I was looking at the differences between the two CIM motors and started asking some questions. What internally about a PM DC brush motor defines its characteristics. What factors determine the maximum speed, torque etc.
Motors like the CIMs are designed to be low speed high torque while motors like the old drill motors are high speed low torque. How do they do that?
James, this is a great question. I don’t know how much motor background you have, essentially knowing how a motor works, but I think there are a few websites out there that will give you a good description of how they work.
Here’s one that’s pretty good:
How Motors Work at HowStuffWorks.com
Once this is set, it really depends on the motor construction. Here are a few things off the top of my head:
Number of turns on the motor windings.
Thickness of windings (this affects the max current capacity).

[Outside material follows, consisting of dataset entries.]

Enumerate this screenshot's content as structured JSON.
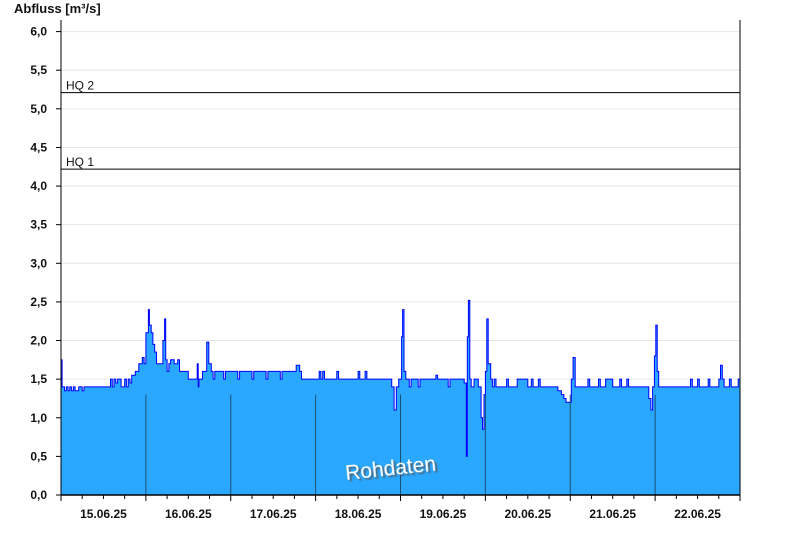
{
  "chart_data": {
    "type": "area",
    "ylabel": "Abfluss [m³/s]",
    "ylim": [
      0,
      6.15
    ],
    "yticks": [
      "0,0",
      "0,5",
      "1,0",
      "1,5",
      "2,0",
      "2,5",
      "3,0",
      "3,5",
      "4,0",
      "4,5",
      "5,0",
      "5,5",
      "6,0"
    ],
    "ytick_values": [
      0,
      0.5,
      1,
      1.5,
      2,
      2.5,
      3,
      3.5,
      4,
      4.5,
      5,
      5.5,
      6
    ],
    "x_start": "15.06.25 00:00",
    "x_end": "23.06.25 00:00",
    "xticks": [
      "15.06.25",
      "16.06.25",
      "17.06.25",
      "18.06.25",
      "19.06.25",
      "20.06.25",
      "21.06.25",
      "22.06.25"
    ],
    "grid": true,
    "thresholds": [
      {
        "label": "HQ 1",
        "value": 4.22
      },
      {
        "label": "HQ 2",
        "value": 5.21
      }
    ],
    "watermark": "Rohdaten",
    "colors": {
      "fill": "#2aa8ff",
      "line": "#0000ff",
      "threshold": "#000000",
      "grid": "#e6e6e6"
    },
    "x_unit": "hours since 15.06.25 00:00",
    "series": [
      [
        0,
        1.75
      ],
      [
        0.3,
        1.4
      ],
      [
        1,
        1.35
      ],
      [
        1.5,
        1.4
      ],
      [
        2,
        1.35
      ],
      [
        2.5,
        1.4
      ],
      [
        3,
        1.35
      ],
      [
        3.5,
        1.4
      ],
      [
        4,
        1.35
      ],
      [
        5,
        1.4
      ],
      [
        6,
        1.35
      ],
      [
        6.5,
        1.4
      ],
      [
        8,
        1.4
      ],
      [
        12,
        1.4
      ],
      [
        14,
        1.5
      ],
      [
        14.5,
        1.4
      ],
      [
        15,
        1.5
      ],
      [
        15.5,
        1.45
      ],
      [
        16,
        1.5
      ],
      [
        17,
        1.4
      ],
      [
        18,
        1.5
      ],
      [
        18.5,
        1.4
      ],
      [
        19,
        1.5
      ],
      [
        19.5,
        1.45
      ],
      [
        20,
        1.55
      ],
      [
        21,
        1.6
      ],
      [
        22,
        1.7
      ],
      [
        23,
        1.78
      ],
      [
        23.5,
        1.7
      ],
      [
        24,
        2.1
      ],
      [
        24.7,
        2.4
      ],
      [
        25,
        2.2
      ],
      [
        25.5,
        2.1
      ],
      [
        26,
        1.95
      ],
      [
        26.5,
        1.85
      ],
      [
        27,
        1.7
      ],
      [
        28.8,
        2.0
      ],
      [
        29.3,
        2.28
      ],
      [
        29.6,
        1.75
      ],
      [
        30,
        1.6
      ],
      [
        30.5,
        1.7
      ],
      [
        31,
        1.75
      ],
      [
        32,
        1.7
      ],
      [
        33,
        1.75
      ],
      [
        33.5,
        1.6
      ],
      [
        36,
        1.5
      ],
      [
        38.5,
        1.7
      ],
      [
        38.8,
        1.4
      ],
      [
        39,
        1.5
      ],
      [
        40,
        1.6
      ],
      [
        41.2,
        1.98
      ],
      [
        41.8,
        1.7
      ],
      [
        42.5,
        1.6
      ],
      [
        43,
        1.5
      ],
      [
        43.5,
        1.6
      ],
      [
        46,
        1.5
      ],
      [
        46.5,
        1.6
      ],
      [
        50,
        1.5
      ],
      [
        50.5,
        1.6
      ],
      [
        54,
        1.5
      ],
      [
        54.5,
        1.6
      ],
      [
        58,
        1.5
      ],
      [
        58.5,
        1.6
      ],
      [
        62,
        1.5
      ],
      [
        62.5,
        1.6
      ],
      [
        66.5,
        1.68
      ],
      [
        67.5,
        1.6
      ],
      [
        68,
        1.5
      ],
      [
        72,
        1.5
      ],
      [
        73,
        1.6
      ],
      [
        73.5,
        1.5
      ],
      [
        74,
        1.6
      ],
      [
        74.5,
        1.5
      ],
      [
        78,
        1.6
      ],
      [
        78.5,
        1.5
      ],
      [
        84,
        1.6
      ],
      [
        84.5,
        1.5
      ],
      [
        86,
        1.6
      ],
      [
        86.5,
        1.5
      ],
      [
        93.5,
        1.4
      ],
      [
        94.2,
        1.1
      ],
      [
        94.8,
        1.4
      ],
      [
        95.5,
        1.5
      ],
      [
        96.3,
        2.05
      ],
      [
        96.6,
        2.4
      ],
      [
        97,
        1.6
      ],
      [
        97.5,
        1.5
      ],
      [
        98.5,
        1.4
      ],
      [
        99,
        1.5
      ],
      [
        101,
        1.4
      ],
      [
        101.5,
        1.5
      ],
      [
        106,
        1.55
      ],
      [
        106.5,
        1.5
      ],
      [
        109.5,
        1.4
      ],
      [
        110,
        1.5
      ],
      [
        114,
        1.45
      ],
      [
        114.6,
        0.5
      ],
      [
        114.9,
        2.05
      ],
      [
        115.2,
        2.52
      ],
      [
        115.6,
        1.5
      ],
      [
        116,
        1.4
      ],
      [
        116.8,
        1.5
      ],
      [
        118,
        1.4
      ],
      [
        118.8,
        1.0
      ],
      [
        119.2,
        0.85
      ],
      [
        119.6,
        1.3
      ],
      [
        120,
        1.6
      ],
      [
        120.4,
        2.28
      ],
      [
        120.8,
        1.7
      ],
      [
        121.5,
        1.5
      ],
      [
        122,
        1.4
      ],
      [
        122.5,
        1.5
      ],
      [
        123,
        1.4
      ],
      [
        126,
        1.5
      ],
      [
        126.5,
        1.4
      ],
      [
        129,
        1.5
      ],
      [
        132,
        1.4
      ],
      [
        133,
        1.5
      ],
      [
        133.5,
        1.4
      ],
      [
        135,
        1.5
      ],
      [
        135.5,
        1.4
      ],
      [
        140.5,
        1.35
      ],
      [
        141.5,
        1.3
      ],
      [
        142.2,
        1.25
      ],
      [
        142.8,
        1.2
      ],
      [
        144.3,
        1.5
      ],
      [
        144.8,
        1.78
      ],
      [
        145.4,
        1.4
      ],
      [
        149,
        1.5
      ],
      [
        149.5,
        1.4
      ],
      [
        152,
        1.5
      ],
      [
        152.5,
        1.4
      ],
      [
        154,
        1.5
      ],
      [
        156,
        1.4
      ],
      [
        158,
        1.5
      ],
      [
        158.5,
        1.4
      ],
      [
        160,
        1.5
      ],
      [
        160.5,
        1.4
      ],
      [
        166.2,
        1.25
      ],
      [
        166.8,
        1.1
      ],
      [
        167.3,
        1.4
      ],
      [
        167.8,
        1.8
      ],
      [
        168.2,
        2.2
      ],
      [
        168.6,
        1.6
      ],
      [
        169,
        1.4
      ],
      [
        178,
        1.5
      ],
      [
        178.5,
        1.4
      ],
      [
        180,
        1.5
      ],
      [
        180.5,
        1.4
      ],
      [
        183,
        1.5
      ],
      [
        183.5,
        1.4
      ],
      [
        186,
        1.5
      ],
      [
        186.5,
        1.68
      ],
      [
        187,
        1.5
      ],
      [
        187.5,
        1.4
      ],
      [
        189,
        1.5
      ],
      [
        189.5,
        1.4
      ],
      [
        191.5,
        1.5
      ],
      [
        192,
        1.4
      ]
    ]
  }
}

Input Voltage (Higher voltage will yield a proportionally higher speed)
Magnet type & strength
Friction of brushes
I’m sure others can add to this discussion.
Matt
after reading that, what about the number of poles?
how important is that?
The number of poles is always even, since every north pole must return magnetic flux to a south pole.

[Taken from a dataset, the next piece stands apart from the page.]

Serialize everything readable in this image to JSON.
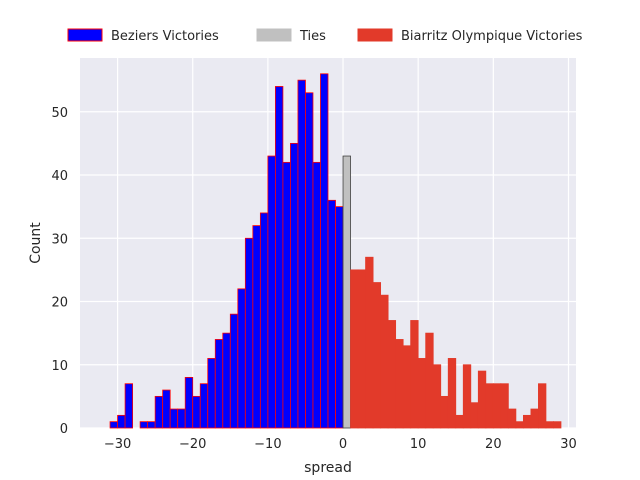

Generally, a motor with a higher pole count will run slower and develop higher torque than another motor with a lower pole count, assuming that both motors are the same size and are rated for the same operating voltage and continuous-duty current.
Jim,
Some of the factors involved are the power of the magnetic structure, the current through the windings and the number of windings. Now everyone knows that magnetic fields jump gaps but a gap is seen as a loss sort of like a resistor to magnetic field and different materials also act as losses to magnetic fields. For that reason, the choice of materials for both the magnetic structure and the armature come into play. A designer is looking to maximize a variety of factors like RPM, torque and input power for particular applications and does so by massaging all of these variables. A close look at a drill motor vs. a Fisher Price (both of which have openings at the brushes and are about the same size) will show only three commutator segments for the FP but many more for the drill. Although the free speed is close for both these motors the stall current and stall torque are nearly double for the drill.

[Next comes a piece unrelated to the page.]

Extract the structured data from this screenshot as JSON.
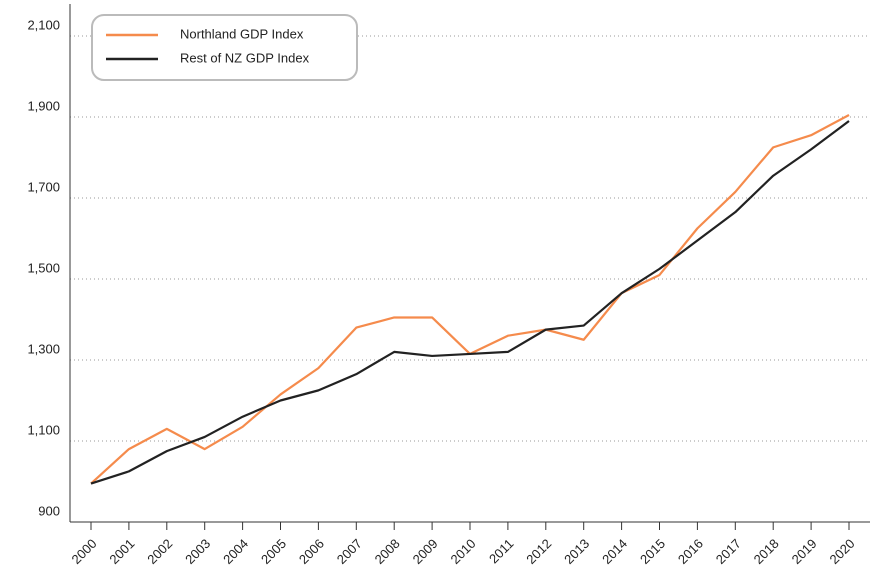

The motor works on the principle of opposite magnetic poles attracting. Everyone who has played with permanent magnets knows that the greatest attraction occurs when the ends of the magnet are closest together, and the same is true inside the motors. In the case of the FP, there are only three coils of wire spaced 120 degrees apart so at any one time the energized coil is not very close to being inline with the magnets. The drill on the other hand has many more poles so a coil is much closer to the magnet field when current is passing through it. This is one of the reasons that the drill has superior low speed torque specs.
I know that there are other reasons, and a mentor out there (Mark McLeaod or Mike Betts, I don’t remember which) does work with motor design everyday can add much more to this discussion than I can.